THE ANIMAL Welfare Act became law on April 6th and was widely welcomed by animal welfare charities and other animal organisations.

The Dogs Trust welcomed the new legislation calling it ‘The most significant companion animal welfare legislation for nearly a Century.’

Last year saw the passing into law of two new pieces of animal welfare legislation – the Animal Welfare Act 2006 which applies to England and Wales and the Animal Health and Welfare (Scotland) Act 2006, that came into effect in October 2006. While the welfare elements of the Acts are broadly similar, there are some significant differences. The Northern Ireland legislation has yet to be defined.

The Acts have been hailed as the most significant animal welfare legislation for nearly a century. They modernise welfare legislation and among other things introduce a duty of care on owners and keepers of vertebrate animals.

Thus people are legally obliged to ensure the welfare of the animals in their care. The Acts will reduce animal suffering by enabling preventative action to be taken, by those responsible for the enforcement of welfare laws, before suffering actually occurs.

The Acts will simplify legislation for enforcers and animal keepers by consolidating over 20 pieces of legislation into one. They will deter persistent offenders by strengthening penalties and eliminating many loopholes in the current system.

The RSPCA which had been closely involved with the drafting of the Act and, despite its claims to the contrary, will gain significant new powers under the new law.

Director General Jackie Ballard said: ‘For the first time in history we have a law which enables our inspectors to prevent animals suffering by taking effective action earlier in cases of ongoing neglect.’

The Kennel Club was generally in favour of the Act, although it had reservations in the area relating to a ban on tail docking.

A spokesman said: ‘Te Kennel Club website is a good source of information with regards to what difference the new Act will mean for dog owners in the UK. A helpful FAQ fact sheet has been produced for all those who would like more information on the particular aspect of the Act regarding the ban on the docking of dogs’ tails.

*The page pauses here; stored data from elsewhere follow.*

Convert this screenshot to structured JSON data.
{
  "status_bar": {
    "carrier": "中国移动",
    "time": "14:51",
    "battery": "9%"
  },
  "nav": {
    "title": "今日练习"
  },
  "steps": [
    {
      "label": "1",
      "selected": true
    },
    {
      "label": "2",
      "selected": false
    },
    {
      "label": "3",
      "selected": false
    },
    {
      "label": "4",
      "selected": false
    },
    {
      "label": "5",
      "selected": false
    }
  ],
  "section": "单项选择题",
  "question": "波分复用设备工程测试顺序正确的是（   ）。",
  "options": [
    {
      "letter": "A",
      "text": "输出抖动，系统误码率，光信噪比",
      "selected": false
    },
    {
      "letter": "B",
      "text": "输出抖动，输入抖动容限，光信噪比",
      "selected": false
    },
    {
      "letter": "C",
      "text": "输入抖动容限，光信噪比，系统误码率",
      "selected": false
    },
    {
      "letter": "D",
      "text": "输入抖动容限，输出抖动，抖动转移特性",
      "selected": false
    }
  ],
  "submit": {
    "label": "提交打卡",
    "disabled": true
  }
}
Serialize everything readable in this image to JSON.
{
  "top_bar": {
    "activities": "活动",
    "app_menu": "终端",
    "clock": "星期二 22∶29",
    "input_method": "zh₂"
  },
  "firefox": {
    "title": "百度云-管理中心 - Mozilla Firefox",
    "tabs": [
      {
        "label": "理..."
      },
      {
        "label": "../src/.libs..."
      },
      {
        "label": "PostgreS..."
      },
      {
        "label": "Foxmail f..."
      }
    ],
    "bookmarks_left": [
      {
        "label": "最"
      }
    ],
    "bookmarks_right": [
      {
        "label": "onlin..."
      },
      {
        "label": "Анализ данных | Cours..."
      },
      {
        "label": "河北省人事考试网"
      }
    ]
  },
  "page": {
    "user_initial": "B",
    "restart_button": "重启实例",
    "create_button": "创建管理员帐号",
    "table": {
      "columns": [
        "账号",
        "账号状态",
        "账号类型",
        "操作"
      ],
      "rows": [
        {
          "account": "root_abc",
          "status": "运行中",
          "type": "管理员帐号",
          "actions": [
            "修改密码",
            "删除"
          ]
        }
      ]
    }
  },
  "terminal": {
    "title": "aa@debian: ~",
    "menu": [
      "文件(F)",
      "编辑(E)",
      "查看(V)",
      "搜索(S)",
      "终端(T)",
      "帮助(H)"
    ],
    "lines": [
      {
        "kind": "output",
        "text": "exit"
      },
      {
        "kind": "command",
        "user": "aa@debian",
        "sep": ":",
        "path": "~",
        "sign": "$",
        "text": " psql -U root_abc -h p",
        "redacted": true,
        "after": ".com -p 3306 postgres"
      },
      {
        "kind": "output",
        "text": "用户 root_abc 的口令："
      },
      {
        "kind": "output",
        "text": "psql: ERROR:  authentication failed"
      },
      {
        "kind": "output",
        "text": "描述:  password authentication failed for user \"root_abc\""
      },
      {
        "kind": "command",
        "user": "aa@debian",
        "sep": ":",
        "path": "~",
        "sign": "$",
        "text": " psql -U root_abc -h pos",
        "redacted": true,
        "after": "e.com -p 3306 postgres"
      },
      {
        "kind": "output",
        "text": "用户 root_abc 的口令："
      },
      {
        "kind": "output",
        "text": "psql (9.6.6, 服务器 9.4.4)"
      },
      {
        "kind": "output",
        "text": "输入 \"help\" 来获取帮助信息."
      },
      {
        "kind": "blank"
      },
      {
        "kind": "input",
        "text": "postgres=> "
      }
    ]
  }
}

‘The docking ban brings to an end a practice that the Kennel Club has recognised since its inception 134 years ago. There is an exemption for working dogs, which are defined as Spaniel, Terrier and Hunt, Point and Retrieve types or any combination of types that will be used to work.
The Act bans even legally docked working dogs and dogs docked legally overseas from being shown at events where the public pay to enter if they are born after April 6th.